Rezensionsnotiz zu Neue Zürcher Zeitung, 08.06.2013

Einfach "grandios" findet Rezensent Kersten Knipp Lucía Puenzos im Jahr 1960 angesiedelten Roman über die unwahrscheinliche Freundschaft eines kleinwüchsigen Mädchens mit dem KZ-Arztes Josef Mengele im argentinischen Exil, in deren Verlauf das Kind, Tochter einer deutsch-jüdischen Mutter und eines argentinische Vaters, Schritt für Schritt die Vergangenheit des Arztes zu erahnen beginnt. Dennoch freundet sie sich mit ihm an, denn er hat (scheinbar) Verständnis und verspricht ihr eine Behandlung, die sie wachsen lässt. Puenzo gelingt es meisterhaft, in ihre Figuren hineinzuschlüpfen, lobt die Rezensentin, die der rätselhaften Freundschaft eine "perverse Konstellation" zugrunde liegen sieht: Wie das Kind an der titelgebenden Puppe hängt, wird das Kind für den obsessiven Arzt und dessen Forschungsinteresse zur Puppe. So ist es am Ende, schließt die Rezensentin, das nicht geringe Verdienst dieses "absolut lesenswerten" Buches, die vielfältigen Formen des Missbrauchs aufzudecken.

Rezensionsnotiz zu Die Tageszeitung, 04.12.2012

So ganz schlau wird man aus Catarina von Wedemeyers Besprechung dieses Romans nicht. Deutet sich am Anfang an, dass sie Lucía Puenzos Versuch, dem KZ-Arzt Josef Mengele literarisch nachzuspüren etwas naiv findet, attestiert sie der argentinischen Autorin, geschickt Legenden und Tatsachen um Mengele kaum verborgenes Leben in Lateinamerika nach 1945 miteinander zu verweben. Vor allem sein Verhältnis zu dem Mädchen Lilith, das ganz seltsame Formen der Komplizenschaft annimmt, findet die Rezensentin reizvoll in der Schwebe gehalten. Am Ende moniert Wedemeyer dann wieder unnötige Dramatisierungen und fehlende Subtilität.

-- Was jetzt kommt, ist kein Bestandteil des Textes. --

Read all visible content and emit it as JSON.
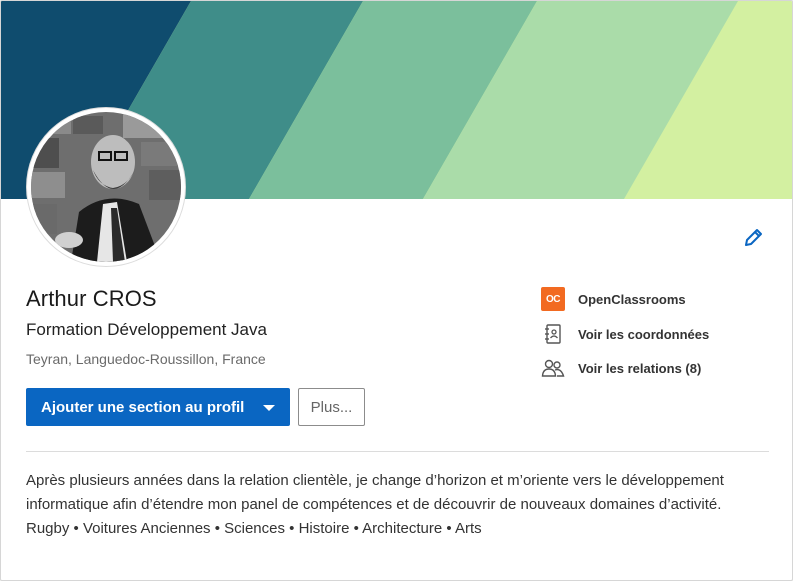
{
  "profile": {
    "name": "Arthur CROS",
    "headline": "Formation Développement Java",
    "location": "Teyran, Languedoc-Roussillon, France"
  },
  "actions": {
    "add_section_label": "Ajouter une section au profil",
    "more_label": "Plus..."
  },
  "sidebar": {
    "items": [
      {
        "label": "OpenClassrooms",
        "icon": "openclassrooms-logo",
        "logo_text": "OC"
      },
      {
        "label": "Voir les coordonnées",
        "icon": "contact-book-icon"
      },
      {
        "label": "Voir les relations (8)",
        "icon": "connections-icon"
      }
    ]
  },
  "about": {
    "lines": [
      "Après plusieurs années dans la relation clientèle, je change d’horizon et m’oriente vers le développement",
      "informatique afin d’étendre mon panel de compétences et de découvrir de nouveaux domaines d’activité.",
      "Rugby • Voitures Anciennes • Sciences • Histoire • Architecture • Arts"
    ]
  },
  "colors": {
    "primary": "#0a66c2",
    "banner": [
      "#0f4c6e",
      "#3f8d89",
      "#7bbf9c",
      "#aadca9",
      "#d3f0a1"
    ],
    "oc_brand": "#f26a21"
  }
}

Rezensionsnotiz zu Frankfurter Allgemeine Zeitung, 19.11.2012

Welch ein mutiges Debüt!, schwärmt Florian Borchmeyer angesichts von Lucia Puenzos Versuch, die Geschichte Josef Mengeles in Argentinien fortzuspinnen. Herausgekommen ist ein Buch, das laut Rezensent der Kolportage entkommt, indem es die Figur wohldosiert ins Groteske und diffus Gruselige übersteigert. Am Ende vergleicht Borchmeyer diesen Mengele sogar mit Nabokovs Humbert Humbert. Eine Gestalt, die schließlich von ihren eigenen Dämonen heimgesucht wird, aber ohne dass sie dem Leser dadurch sympathischer würde, wie Borchmeyer beruhigt feststellt. Im Gegenteil. Genau in dieser Balance, die die Monstrosität Mengeles im argentinischen Exil noch steigert, erkennt der Rezensent die Souveränität eines Erzählens, das gar nicht erst versucht, die Gestalt Mengeles oder ihr Umfeld historisch maßstabsgetreu darzustellen.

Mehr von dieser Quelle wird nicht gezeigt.